Переносить это тяжело. Это все, что я могу сказать. — Как часто ты мысленно
возвращаешься в 6 июня 2019 года?
— Я стараюсь
туда не возвращаться. Мне приходится возвращаться по велению
следствия. Но желания нет.
Мне
трудно читать посты, которые были написаны тогда в мою поддержку,
я каждый раз вздрагиваю, если моя ситуация упоминается в каком-то
подкасте, в колонке, мне это трудно психологически. Я со страхом
жду годовщины, о которой ты говоришь: сейчас у всех начнут
выпрыгивать уведомления — «год назад вы писали», все как будто
прокрутится заново.
Год
назад я решил ничего не читать, ничего не смотреть, но эта
история постоянно меня догоняет: я прихожу в какие-то офисы
журналистские и у всех висят эти обложки «Я/Мы», меня передергивает. — У тебя они есть?
— У меня
есть только тот номер РБК, который мне подарила на интервью Ксения
Собчак. — А у мамы есть?
— У мамы,
наверное, есть. Мне, когда я еще был под домашним арестом, показывали
обложки всех трех газет (в июне 2019 года «Коммерсант»,
«Ведомости» и РБК впервые в истории вышли с одинаковой
передовицей в поддержку Ивана Голунова — прим. «Медузы»).
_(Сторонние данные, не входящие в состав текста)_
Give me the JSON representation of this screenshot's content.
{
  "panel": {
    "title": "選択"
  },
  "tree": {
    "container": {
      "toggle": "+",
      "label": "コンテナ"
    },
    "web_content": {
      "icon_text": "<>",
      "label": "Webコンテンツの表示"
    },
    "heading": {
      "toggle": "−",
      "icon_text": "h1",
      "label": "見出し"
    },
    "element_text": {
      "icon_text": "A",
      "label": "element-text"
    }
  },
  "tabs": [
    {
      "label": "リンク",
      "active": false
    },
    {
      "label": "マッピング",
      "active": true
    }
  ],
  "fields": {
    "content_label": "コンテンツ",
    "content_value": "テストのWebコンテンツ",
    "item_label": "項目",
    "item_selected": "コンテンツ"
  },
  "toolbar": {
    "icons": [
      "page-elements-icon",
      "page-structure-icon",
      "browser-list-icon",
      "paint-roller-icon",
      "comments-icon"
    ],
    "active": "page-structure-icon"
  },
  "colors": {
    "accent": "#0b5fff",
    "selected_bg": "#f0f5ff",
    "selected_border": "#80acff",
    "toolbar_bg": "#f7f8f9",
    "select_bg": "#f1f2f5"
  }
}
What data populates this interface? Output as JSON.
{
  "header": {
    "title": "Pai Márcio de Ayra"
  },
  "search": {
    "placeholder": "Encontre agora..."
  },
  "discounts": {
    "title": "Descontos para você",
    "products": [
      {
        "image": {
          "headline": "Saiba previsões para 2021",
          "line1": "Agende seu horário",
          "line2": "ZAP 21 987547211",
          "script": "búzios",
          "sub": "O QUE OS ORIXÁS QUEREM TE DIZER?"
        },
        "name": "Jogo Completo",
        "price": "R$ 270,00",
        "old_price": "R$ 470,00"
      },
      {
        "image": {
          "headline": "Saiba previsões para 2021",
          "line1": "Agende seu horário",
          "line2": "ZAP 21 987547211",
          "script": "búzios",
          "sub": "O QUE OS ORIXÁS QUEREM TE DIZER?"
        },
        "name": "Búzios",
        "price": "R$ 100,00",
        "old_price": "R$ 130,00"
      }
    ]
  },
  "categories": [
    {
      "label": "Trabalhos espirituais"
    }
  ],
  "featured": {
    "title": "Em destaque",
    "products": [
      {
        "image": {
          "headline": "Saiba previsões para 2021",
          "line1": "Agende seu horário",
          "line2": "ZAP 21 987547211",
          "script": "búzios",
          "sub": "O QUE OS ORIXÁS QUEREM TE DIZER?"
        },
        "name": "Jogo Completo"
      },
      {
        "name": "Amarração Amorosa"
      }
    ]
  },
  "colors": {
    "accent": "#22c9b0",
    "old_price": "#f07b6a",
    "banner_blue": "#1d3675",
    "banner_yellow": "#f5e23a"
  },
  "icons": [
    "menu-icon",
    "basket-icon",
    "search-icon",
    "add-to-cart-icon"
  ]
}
Я тогда не поверил, думал — это какой-то фотошопчик.
Я до сих
пор отношусь к этой истории как к какому-то чуду. Думаю, что многие
люди тоже думают, что тогда что-то магическое произошло. И вот к этой
магии теперь хотят прикоснуться, поэтому повсюду эти «Я/Мы»: приезжаю в Екатеринбург —
там «Я/Мы автобус № 27». Думаю: «Господи, какой еще автобус» —
оказывается, власти хотят отменить какой-то маршрут и люди протестуют.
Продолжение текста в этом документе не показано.